Speaking of tea, it is time for some tea rambling! Today's tea is Traditional Tie Guan Yin (Spring 2015) from Sanne Tea, a tea that has its origins in China, but traveled to Taiwan in 1890s and has made quite the name for itself there! I suggest giving the website a read, it has a lovely description of the process the farmer, Mr. Zhang, goes through to create the traditionally roasted Oolong. The aroma is like a memory, as I have said in other reviews of Taiwanese Traditional TGY, it was the first Oolong I had and the first tea I really fell in love with, so that first sniff is always very nostalgic. Notes of toast, toasted nuts and toasted bread, a bit of burnt sugar, cocoa, and delightful notes of toasted chestnuts and walnuts. Those nutty slightly sweet notes make me melt in happiness, I am pretty sure that is what drew me to roasted TGY in the first place.

Into my toasted Oolong pot the leaves go for a nice bath! The notes that come off of the thoroughly soaked leaves is delightfully toasted, roasted chestnuts and toasted bread mingle with gentle char notes and mineral notes. The liquid is very similar, notes of walnuts and roasted chestnuts with toasted bread, the mineral and char notes are very light, and at the finish there is a distinct note of orchids.

Oh wow, that first sip is so sweet! Notes of caramelized walnuts wash over my tongue and wow, that was delicious and unexpected, points for possibly being the sweetest roasted TGY I have ever had. Next is notes of toasted bread and delicate distant orchids, with a finish if cocoa and a slightly cooling sensation, which is also unexpected.

The aroma of the second steeping is toasted nuts and delicate spicebush flowers, with a touch of orchid and caramelized sugar. At the finish there is a tiny bit of mineral and char. This steeping is intensely toasted, strong notes of walnut shells, toasted nuts and bread, and a sharp finish of black walnuts with a lingering sweetness.
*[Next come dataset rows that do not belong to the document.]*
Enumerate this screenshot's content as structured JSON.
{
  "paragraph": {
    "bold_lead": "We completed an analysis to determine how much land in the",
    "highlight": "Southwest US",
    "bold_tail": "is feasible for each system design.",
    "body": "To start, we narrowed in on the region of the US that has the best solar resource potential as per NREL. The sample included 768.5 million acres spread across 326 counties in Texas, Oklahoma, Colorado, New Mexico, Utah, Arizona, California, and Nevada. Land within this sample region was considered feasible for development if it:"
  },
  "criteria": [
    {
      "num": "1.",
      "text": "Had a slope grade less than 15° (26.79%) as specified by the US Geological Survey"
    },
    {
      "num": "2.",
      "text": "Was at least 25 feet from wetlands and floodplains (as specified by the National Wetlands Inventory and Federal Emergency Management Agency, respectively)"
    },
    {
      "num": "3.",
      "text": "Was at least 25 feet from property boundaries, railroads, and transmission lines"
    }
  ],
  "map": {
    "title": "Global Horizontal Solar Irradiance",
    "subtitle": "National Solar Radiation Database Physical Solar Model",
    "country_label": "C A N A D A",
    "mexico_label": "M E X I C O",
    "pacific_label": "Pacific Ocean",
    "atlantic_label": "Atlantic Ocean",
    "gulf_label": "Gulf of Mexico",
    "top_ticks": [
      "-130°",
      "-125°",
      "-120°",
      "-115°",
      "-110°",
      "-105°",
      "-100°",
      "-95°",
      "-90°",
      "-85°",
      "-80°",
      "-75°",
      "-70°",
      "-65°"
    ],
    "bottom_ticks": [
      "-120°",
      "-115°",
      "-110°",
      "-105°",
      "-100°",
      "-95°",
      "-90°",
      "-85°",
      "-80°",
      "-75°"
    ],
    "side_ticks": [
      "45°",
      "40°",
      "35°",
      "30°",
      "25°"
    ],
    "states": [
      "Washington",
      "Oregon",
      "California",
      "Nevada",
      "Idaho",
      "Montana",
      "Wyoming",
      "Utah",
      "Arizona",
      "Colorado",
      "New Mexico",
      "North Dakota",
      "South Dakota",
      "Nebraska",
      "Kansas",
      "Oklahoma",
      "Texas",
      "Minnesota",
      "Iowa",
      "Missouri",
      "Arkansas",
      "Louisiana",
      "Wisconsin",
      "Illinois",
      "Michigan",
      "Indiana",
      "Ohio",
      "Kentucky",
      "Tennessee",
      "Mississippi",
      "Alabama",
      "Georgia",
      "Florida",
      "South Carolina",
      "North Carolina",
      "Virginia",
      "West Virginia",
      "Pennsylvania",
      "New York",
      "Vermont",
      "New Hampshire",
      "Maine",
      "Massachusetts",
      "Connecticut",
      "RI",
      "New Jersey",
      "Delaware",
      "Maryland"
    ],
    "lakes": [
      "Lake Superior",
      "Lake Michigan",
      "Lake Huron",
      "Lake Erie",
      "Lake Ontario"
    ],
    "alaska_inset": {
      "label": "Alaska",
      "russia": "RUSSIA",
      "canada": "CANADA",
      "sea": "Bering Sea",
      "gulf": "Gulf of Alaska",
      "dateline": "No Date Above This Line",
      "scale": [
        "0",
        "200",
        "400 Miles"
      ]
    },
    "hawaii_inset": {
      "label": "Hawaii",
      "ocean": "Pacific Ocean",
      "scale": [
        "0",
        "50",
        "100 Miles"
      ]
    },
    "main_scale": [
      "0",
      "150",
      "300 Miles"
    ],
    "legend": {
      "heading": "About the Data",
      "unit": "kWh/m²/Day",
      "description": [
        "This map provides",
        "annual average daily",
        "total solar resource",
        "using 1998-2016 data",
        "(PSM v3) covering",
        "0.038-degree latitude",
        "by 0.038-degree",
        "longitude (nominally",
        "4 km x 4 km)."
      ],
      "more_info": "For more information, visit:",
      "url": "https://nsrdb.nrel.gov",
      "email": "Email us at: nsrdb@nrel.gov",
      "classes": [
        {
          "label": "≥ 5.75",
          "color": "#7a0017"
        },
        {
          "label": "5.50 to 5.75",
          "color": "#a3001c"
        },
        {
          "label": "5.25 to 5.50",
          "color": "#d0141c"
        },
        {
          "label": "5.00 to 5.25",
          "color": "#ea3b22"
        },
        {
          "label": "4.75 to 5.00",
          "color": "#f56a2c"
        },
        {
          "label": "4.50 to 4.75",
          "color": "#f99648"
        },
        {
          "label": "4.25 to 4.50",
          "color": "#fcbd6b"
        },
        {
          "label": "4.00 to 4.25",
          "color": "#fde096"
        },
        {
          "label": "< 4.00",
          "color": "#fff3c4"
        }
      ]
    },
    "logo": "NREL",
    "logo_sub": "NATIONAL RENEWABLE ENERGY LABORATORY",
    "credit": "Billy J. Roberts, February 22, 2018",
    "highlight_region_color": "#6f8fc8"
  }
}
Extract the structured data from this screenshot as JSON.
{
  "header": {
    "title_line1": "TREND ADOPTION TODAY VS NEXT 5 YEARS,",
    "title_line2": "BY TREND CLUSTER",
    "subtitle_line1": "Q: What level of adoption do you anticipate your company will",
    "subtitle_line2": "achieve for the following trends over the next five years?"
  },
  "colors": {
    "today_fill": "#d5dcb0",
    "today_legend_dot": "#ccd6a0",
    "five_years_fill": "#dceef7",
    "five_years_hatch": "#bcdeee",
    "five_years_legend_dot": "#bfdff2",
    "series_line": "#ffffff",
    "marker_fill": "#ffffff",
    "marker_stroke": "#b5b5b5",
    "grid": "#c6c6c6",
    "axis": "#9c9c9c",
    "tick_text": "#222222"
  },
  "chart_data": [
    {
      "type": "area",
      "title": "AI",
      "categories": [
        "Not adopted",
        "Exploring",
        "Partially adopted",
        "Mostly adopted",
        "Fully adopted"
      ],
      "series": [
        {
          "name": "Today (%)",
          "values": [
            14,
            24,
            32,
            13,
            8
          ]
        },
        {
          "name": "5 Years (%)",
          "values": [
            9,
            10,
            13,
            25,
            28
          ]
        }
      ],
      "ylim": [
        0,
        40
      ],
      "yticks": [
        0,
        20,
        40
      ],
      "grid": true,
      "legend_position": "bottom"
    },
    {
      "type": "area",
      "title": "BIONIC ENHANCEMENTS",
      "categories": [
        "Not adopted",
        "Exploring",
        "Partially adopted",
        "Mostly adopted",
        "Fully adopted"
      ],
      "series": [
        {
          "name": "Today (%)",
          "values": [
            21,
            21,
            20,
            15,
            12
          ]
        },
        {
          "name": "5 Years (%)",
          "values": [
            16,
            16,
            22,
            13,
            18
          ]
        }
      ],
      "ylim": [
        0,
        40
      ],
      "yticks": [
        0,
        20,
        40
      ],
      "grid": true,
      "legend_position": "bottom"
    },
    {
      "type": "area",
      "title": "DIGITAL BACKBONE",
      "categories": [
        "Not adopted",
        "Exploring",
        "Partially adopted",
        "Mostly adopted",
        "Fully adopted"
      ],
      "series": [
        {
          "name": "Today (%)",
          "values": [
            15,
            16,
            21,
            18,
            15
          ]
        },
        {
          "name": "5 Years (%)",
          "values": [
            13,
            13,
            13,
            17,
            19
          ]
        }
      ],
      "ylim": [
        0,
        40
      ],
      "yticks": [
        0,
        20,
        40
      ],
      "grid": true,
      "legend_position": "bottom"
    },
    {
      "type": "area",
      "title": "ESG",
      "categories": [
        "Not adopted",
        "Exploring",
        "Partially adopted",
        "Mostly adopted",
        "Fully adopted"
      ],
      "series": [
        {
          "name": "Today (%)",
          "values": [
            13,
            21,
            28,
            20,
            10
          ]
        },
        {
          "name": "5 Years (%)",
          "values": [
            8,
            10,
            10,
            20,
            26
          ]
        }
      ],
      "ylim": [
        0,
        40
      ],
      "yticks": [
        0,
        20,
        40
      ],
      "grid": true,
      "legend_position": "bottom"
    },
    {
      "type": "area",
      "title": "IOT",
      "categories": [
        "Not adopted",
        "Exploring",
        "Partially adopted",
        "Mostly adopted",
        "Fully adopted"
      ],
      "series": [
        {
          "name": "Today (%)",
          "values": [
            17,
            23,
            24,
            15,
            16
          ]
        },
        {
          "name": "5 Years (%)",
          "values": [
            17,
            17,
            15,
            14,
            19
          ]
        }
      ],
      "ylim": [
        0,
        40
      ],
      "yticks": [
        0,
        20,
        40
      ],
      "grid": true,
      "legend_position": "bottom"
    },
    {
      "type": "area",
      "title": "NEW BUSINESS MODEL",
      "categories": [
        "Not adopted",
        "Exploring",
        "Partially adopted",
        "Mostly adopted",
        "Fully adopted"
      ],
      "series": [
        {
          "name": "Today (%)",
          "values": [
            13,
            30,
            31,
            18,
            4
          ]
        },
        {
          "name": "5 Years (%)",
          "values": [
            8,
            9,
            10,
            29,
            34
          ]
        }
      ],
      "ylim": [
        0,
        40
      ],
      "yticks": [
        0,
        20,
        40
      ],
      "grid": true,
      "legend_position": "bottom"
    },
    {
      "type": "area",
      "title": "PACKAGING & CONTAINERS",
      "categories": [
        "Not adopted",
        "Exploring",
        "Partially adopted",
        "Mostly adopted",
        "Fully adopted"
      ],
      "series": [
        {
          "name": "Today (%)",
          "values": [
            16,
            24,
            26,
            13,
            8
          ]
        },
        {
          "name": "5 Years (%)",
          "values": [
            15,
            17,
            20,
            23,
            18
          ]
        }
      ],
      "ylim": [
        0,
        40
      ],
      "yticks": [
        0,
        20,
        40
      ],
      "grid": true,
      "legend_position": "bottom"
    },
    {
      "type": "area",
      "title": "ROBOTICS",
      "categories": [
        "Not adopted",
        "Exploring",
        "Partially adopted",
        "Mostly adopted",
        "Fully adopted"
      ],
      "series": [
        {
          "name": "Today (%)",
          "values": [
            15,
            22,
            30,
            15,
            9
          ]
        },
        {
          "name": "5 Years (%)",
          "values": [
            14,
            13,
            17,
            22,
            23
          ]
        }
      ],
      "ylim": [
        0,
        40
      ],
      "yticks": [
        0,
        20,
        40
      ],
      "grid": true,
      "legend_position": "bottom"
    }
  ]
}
Third steep, the aroma is still going strong with toasted nuts, walnuts, and spicebush. The end is a burst of minerals and orchids. The taste is less intensely toasted, but has rolled back around to sweet caramelized walnuts. There are still notes of toasted bread and toasted chestnuts, with a delicate finish of orchids and sweetness. Ah, this tea was quite delicious, a wonderful example of a roasted Tie Guan Yin!